At first blush, it might seem like good news that the BRICS (Brazil, Russia, India, China and South Africa) group would expand to include Saudi Arabia, Iran, the United Arab Emirates (UAE), Ethiopia, Egypt and Argentina. An 11-strong BRICS+ could be more representative of the world’s emerging economies, providing a useful counterweight against US hegemony.
Yet, in many ways, the announced enlargement represents a major lost opportunity. The world does not need more countries to fall under Chinese and Russian influence, or to align against the US, rather, it needs a genuinely independent third grouping to provide a counterweight against both the China-Russia axis and US power.
Because the enlargement includes only countries that already have friendly relations with China, BRICS+ is poised to be merely another tool of Chinese diplomacy. Rather than representing the interests of emerging economies, it would allow for greater Chinese involvement in them. Most likely, this would come at the expense of their workers and people, as Chinese foreign investors tend to tolerate — or even encourage — corruption, reduced transparency and wasteful megaprojects financed with loans that cannot be easily restructured.

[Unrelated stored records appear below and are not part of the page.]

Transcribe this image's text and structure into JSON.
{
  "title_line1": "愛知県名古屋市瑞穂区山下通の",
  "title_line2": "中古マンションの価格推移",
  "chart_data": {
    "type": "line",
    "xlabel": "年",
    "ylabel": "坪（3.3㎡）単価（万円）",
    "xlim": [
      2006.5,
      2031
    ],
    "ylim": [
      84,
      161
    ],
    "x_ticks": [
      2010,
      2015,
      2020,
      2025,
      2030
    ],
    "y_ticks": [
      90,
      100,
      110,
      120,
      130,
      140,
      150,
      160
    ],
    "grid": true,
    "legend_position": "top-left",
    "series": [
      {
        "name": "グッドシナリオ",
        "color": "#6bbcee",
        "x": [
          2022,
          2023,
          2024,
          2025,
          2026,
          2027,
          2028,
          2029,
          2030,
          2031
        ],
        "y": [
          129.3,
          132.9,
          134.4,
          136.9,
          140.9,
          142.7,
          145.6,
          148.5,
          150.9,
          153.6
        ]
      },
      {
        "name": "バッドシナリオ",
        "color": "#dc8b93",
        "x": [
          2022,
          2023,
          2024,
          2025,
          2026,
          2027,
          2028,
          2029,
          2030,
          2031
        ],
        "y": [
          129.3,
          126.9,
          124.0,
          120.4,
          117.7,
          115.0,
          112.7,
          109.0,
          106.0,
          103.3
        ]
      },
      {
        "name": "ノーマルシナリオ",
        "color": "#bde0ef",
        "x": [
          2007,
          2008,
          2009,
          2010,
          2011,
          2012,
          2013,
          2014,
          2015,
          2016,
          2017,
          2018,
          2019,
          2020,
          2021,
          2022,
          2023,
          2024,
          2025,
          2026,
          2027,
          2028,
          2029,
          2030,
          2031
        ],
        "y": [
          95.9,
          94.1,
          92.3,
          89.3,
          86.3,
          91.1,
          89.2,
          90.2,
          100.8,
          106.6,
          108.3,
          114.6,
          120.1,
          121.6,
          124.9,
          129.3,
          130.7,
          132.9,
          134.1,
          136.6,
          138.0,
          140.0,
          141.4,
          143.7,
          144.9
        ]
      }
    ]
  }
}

Moreover, adding Saudi Arabia, Ethiopia, Egypt, Iran and the UAE would turn the BRICS into even more of an “anti-democratic” club. Yet among the institutions that emerging economies most need to ensure their future economic and social success, democracy is high on the list. My own work with Suresh Naidu, Pascual Restrepo and James Robinson finds that democratization, historically, has equipped countries to achieve faster economic growth within five to ten years, reflecting increased investments in education, health and other public services.
By contrast, Chinese engagement tends to hamper democratization and even foment authoritarianism. With many emerging economies facing a “democracy crisis,” and with a growing number of countries experiencing weakening democratic institutions, the new BRICS+ threatens to pour fuel onto the fire.
Now that the Sino-American rivalry is intensifying — and potentially reshaping the world order — emerging economies increasingly need their own independent voice. After all, their interests are unlikely to be well served by worsening US-China relations and a reduction in their bilateral trade and financial flows.
Equally, emerging economies need to be able to influence the future of artificial intelligence (AI) and other rapidly evolving digital technologies. Even if the current enthusiasm about generative AI tools (such as ChatGPT) turns out to be mostly hype, rapid advances in AI and other communication technologies are still likely in the near term, and these would affect all countries, remaking the global division of labor.
These technologies could have major negative implications for workers, especially in the emerging world, where countries such as India are already exporting various white-collar services. Ultimately, both white-collar and blue-collar workers everywhere might end up competing not against expensive, highly educated labor in rich countries, but against AI-powered advanced software, machinery and robotics.
The same technologies are also likely to restructure politics in many countries, as AI-powered social media and misinformation (including deep fakes and other manipulative technologies) increasingly influence public opinion and electoral politics. Most developing and emerging economies do not have the supporting institutions needed to regulate and create guardrails against such disruptions.
Moreover, new technologies are giving governments unprecedentedly powerful tools for surveilling their populations and suppressing dissent. Authoritarian regimes are already sharing technologies and techniques with each other. Recent research shows that Chinese surveillance technologies are rapidly being exported to other non-democratic countries, with Huawei alone exporting such goods to 50 countries.
As matters stand, the future of technology is being shaped largely by Chinese authorities, US tech giants (with a limited degree of regulatory scrutiny) and — increasingly — EU rules. None of these poles reflects the interests of the emerging world, and neither would BRICS+, which would most likely do China’s bidding.
Fortunately, China’s own narrow selection of new members may have created an opening for a promising alternative to BRICS+ to emerge. Other major emerging economies — such as Indonesia, Turkey, Mexico, Colombia, Malaysia, Nigeria, Bangladesh and Kenya — could form a truly independent bloc, with the hope of ultimately attracting Argentina, Brazil, India and South Africa to join them. Though each of these countries has had its own problems with democratic processes lately, their experience with democracy, together with their economic size, gives them common ground.
Even more to the point, they could collectively declare independence from both China and the US, giving the wider emerging world a sorely needed voice in debates about the future of globalization and technology. Such choices are far too important to be left to today’s geopolitical rivals.
Daron Acemoglu, Institute Professor of Economics at MIT, is a co-author (with Simon Johnson) of Power and Progress: Our Thousand-Year Struggle Over Technology and Prosperity.